Python Forum
Unidecode issue - Printable Version

+- Python Forum (https://python-forum.io)
+-- Forum: Forum & Off Topic (https://python-forum.io/forum-23.html)
+--- Forum: Bar (https://python-forum.io/forum-27.html)
+--- Thread: Unidecode issue (/thread-40653.html)



Unidecode issue - DPaul - Sep-02-2023

Hi,
In some pdfs I encounter references to the original parish register, like so: ref = ' RP 477; p. 148 r° '
I perform unidecode on all strings in the document : fieldUni = unidecode.unidecode(field).upper()

This has never caused any problems, except in the above case, when i get this: ' RP 477; P. 148 RDEG '

The " ° " has been "translated" into DEG. That is not what is meant here.

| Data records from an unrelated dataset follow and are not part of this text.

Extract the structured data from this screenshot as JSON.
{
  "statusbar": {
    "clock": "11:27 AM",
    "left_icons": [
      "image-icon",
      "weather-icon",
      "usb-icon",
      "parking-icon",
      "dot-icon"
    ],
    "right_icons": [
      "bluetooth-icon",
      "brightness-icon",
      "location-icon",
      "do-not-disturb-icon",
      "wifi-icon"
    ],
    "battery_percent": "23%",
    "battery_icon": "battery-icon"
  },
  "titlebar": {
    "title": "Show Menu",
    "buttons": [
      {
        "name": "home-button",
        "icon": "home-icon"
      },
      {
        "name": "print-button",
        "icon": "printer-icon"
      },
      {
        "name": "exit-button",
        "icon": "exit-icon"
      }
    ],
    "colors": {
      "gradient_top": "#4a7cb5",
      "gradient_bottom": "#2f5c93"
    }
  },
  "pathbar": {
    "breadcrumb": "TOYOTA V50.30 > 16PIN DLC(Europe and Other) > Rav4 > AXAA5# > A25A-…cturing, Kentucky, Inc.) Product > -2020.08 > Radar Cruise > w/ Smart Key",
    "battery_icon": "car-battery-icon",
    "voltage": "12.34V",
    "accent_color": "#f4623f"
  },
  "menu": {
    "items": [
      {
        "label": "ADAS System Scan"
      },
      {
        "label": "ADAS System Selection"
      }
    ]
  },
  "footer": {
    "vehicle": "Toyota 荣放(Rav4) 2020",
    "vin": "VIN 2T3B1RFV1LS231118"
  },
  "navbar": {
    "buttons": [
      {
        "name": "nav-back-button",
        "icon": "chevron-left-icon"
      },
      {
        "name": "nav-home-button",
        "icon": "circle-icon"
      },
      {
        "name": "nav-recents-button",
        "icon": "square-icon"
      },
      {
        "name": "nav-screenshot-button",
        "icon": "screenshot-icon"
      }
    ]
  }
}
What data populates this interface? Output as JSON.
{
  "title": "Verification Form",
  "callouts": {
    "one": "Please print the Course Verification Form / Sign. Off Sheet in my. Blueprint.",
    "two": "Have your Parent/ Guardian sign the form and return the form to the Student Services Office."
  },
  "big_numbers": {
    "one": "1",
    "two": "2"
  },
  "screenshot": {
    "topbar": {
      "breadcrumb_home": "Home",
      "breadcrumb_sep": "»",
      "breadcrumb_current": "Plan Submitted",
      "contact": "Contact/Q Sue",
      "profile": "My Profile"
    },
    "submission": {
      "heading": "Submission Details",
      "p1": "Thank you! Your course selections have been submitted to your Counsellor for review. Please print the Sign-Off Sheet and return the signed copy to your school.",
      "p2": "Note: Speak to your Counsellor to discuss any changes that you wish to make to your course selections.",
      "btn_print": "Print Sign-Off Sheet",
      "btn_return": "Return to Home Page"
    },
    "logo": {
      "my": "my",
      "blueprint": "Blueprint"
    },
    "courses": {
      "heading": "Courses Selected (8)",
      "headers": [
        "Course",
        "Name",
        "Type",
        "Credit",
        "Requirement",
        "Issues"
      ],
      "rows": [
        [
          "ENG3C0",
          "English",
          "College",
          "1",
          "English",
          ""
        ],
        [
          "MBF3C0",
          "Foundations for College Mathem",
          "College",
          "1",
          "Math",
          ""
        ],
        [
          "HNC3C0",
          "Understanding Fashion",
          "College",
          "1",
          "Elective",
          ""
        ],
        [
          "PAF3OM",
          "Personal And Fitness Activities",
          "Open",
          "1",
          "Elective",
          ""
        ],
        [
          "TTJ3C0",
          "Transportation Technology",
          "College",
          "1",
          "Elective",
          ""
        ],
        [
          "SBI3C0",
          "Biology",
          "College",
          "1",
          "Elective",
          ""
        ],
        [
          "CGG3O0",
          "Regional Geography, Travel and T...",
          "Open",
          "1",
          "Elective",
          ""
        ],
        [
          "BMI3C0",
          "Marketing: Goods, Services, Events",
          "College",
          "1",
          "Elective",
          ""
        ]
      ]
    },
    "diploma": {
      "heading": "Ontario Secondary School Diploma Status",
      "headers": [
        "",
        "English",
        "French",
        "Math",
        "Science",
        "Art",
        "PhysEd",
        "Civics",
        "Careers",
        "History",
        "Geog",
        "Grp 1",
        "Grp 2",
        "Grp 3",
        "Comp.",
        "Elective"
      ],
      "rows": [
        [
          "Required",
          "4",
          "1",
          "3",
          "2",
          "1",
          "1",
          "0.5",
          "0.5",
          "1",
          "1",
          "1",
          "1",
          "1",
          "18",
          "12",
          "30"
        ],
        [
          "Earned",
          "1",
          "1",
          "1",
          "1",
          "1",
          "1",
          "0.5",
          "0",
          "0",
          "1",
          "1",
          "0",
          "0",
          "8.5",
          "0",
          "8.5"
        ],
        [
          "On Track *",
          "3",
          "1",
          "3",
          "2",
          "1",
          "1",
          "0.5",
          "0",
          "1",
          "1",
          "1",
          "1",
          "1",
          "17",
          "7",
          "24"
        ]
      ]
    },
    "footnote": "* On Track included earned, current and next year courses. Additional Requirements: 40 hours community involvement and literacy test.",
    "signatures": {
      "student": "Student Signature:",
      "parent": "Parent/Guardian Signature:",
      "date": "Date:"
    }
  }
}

How do I avoid this translation in python (other then a manual ctrl-H replace '°' with ... etc.) in the text document?
thx,
Paul


RE: Unidecode issue - Gribouillis - Sep-02-2023

(Sep-02-2023, 06:42 AM)DPaul Wrote: How do I avoid this translation in python (other then a manual ctrl-H replace '°' with ... etc.) in the text document?
Which translation do you want instead of replacing '°' with 'deg'


RE: Unidecode issue - DPaul - Sep-03-2023

(Sep-02-2023, 08:45 AM)Gribouillis Wrote: Which translation do you want instead
Fair question.
Let me do some research, because I have to find out if the 'degrees' symbol
was meant to be there and has some genealogy meaning.
Or is it a faulty translation of something earlier, if the original text was eg. in access of lotus 123..
Paul


RE: Unidecode issue - DPaul - Sep-03-2023

(Sep-02-2023, 08:45 AM)Gribouillis Wrote: Which translation do you want instead
OK, there is a hidden meaning , only known to genealogists I suppose.
148 is the folio nr.
r° is recto , and...
v° means verso.
So, recto, verso would be the right translations.
I have checked the document, and indeed, some records are r°, others v°
?
Paul


RE: Unidecode issue - Gribouillis - Sep-03-2023

Use re.sub() for example
>>> import re
>>> dic = {'r°': 'recto', 'v°': 'verso'}
>>> def repl(match):
...     return dic[match.group(0)]
... 
>>> s = ' RP 477; p. 148 r° '
>>> 
>>> re.sub('[rv]°', repl, s)
' RP 477; p. 148 recto '



RE: Unidecode issue - DPaul - Sep-04-2023

(Sep-03-2023, 06:20 PM)Gribouillis Wrote: Use re.sub() for example
I thought I had to fiddle around with unidecode parameters,
but this is nice and concise.
Thanks again,
Paul